For a few years I have been warning that higher education costs have escalated uncontrollably as wages for the masses have flat lined. As with autos and housing, the stop gap that enabled prices to vault well beyond income and productive utility, has been the availability of credit underwritten by the government and often packaged into securities sold by Wall Street.
Not surprisingly, a growing number of students are now defaulting on these loans because they have insufficient income to make the payments. In the process, investors are facing mounting risk in the so called “AAA bonds” that securitized these loans. See: $40 Billion of AAA loans at risk of becoming junk. With $1.3 trillion+ in student loans now outstanding, risk-repricing here is just getting started and the ramifications will be widely felt.
For more insight on how higher education devolved into yet another credit-fueled-price bubble in search of a bust, see: How American universities turned into corporations. You can also watch documentaries like Ivory Tower.

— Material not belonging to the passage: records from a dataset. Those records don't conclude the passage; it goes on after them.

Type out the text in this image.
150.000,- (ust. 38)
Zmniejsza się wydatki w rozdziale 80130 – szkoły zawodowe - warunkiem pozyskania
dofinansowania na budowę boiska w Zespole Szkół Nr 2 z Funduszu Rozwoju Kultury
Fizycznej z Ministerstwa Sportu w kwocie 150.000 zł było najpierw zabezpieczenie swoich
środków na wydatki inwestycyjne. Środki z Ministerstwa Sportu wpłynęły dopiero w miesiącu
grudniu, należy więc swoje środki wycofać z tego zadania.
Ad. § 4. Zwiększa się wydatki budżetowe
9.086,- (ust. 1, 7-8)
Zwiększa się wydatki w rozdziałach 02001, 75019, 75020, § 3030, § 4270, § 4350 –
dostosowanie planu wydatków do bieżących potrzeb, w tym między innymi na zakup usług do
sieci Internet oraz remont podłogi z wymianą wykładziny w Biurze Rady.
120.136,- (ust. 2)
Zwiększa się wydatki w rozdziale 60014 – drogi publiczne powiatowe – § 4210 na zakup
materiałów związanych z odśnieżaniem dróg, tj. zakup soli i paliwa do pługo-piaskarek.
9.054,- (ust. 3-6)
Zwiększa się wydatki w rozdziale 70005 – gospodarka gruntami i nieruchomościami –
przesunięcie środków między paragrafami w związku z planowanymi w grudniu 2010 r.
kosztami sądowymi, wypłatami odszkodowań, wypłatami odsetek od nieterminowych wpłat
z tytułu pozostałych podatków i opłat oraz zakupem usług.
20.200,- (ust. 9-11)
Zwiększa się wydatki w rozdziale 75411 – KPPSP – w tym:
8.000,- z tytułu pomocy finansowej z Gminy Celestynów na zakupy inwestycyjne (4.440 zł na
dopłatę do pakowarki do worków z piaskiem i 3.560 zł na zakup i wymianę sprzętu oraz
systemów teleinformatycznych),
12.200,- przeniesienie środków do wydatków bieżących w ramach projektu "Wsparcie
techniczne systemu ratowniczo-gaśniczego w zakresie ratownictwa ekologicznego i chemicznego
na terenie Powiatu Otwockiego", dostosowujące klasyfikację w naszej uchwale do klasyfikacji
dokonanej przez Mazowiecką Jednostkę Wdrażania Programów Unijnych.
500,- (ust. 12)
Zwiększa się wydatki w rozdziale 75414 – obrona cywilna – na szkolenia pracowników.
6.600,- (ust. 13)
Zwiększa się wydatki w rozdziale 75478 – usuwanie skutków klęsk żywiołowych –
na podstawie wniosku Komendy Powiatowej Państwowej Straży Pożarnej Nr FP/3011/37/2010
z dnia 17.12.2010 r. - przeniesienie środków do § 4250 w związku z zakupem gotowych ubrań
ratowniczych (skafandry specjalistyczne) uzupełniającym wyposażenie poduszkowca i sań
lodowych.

Here is a direct video link to the trailer.
Here again, policies and practices that have grossly enriched administrators and corporations running this self-imploding financial model, are leaving our economy weakened in the process, with consumers struggling under crushing debt. Alert to older folks: this is also holding young people back from forming households and starting families, and buying all that expensive real estate that Baby Boomers are hoping to off-load.
The cost of these bad debts is already flowing back onto the taxpayer tab as usual. See: US to forgive at least $108 billion of student debt in coming years.
Another Ponzi-like financial fiasco that ends up enriching a few at the front end of the origination process, at the expense of everything else. These self-destructive models must end. Costs need to move back down in line with incomes to be sustainable. Adding even more debt, to sustain unreasonable prices, only makes the costs even greater in the end.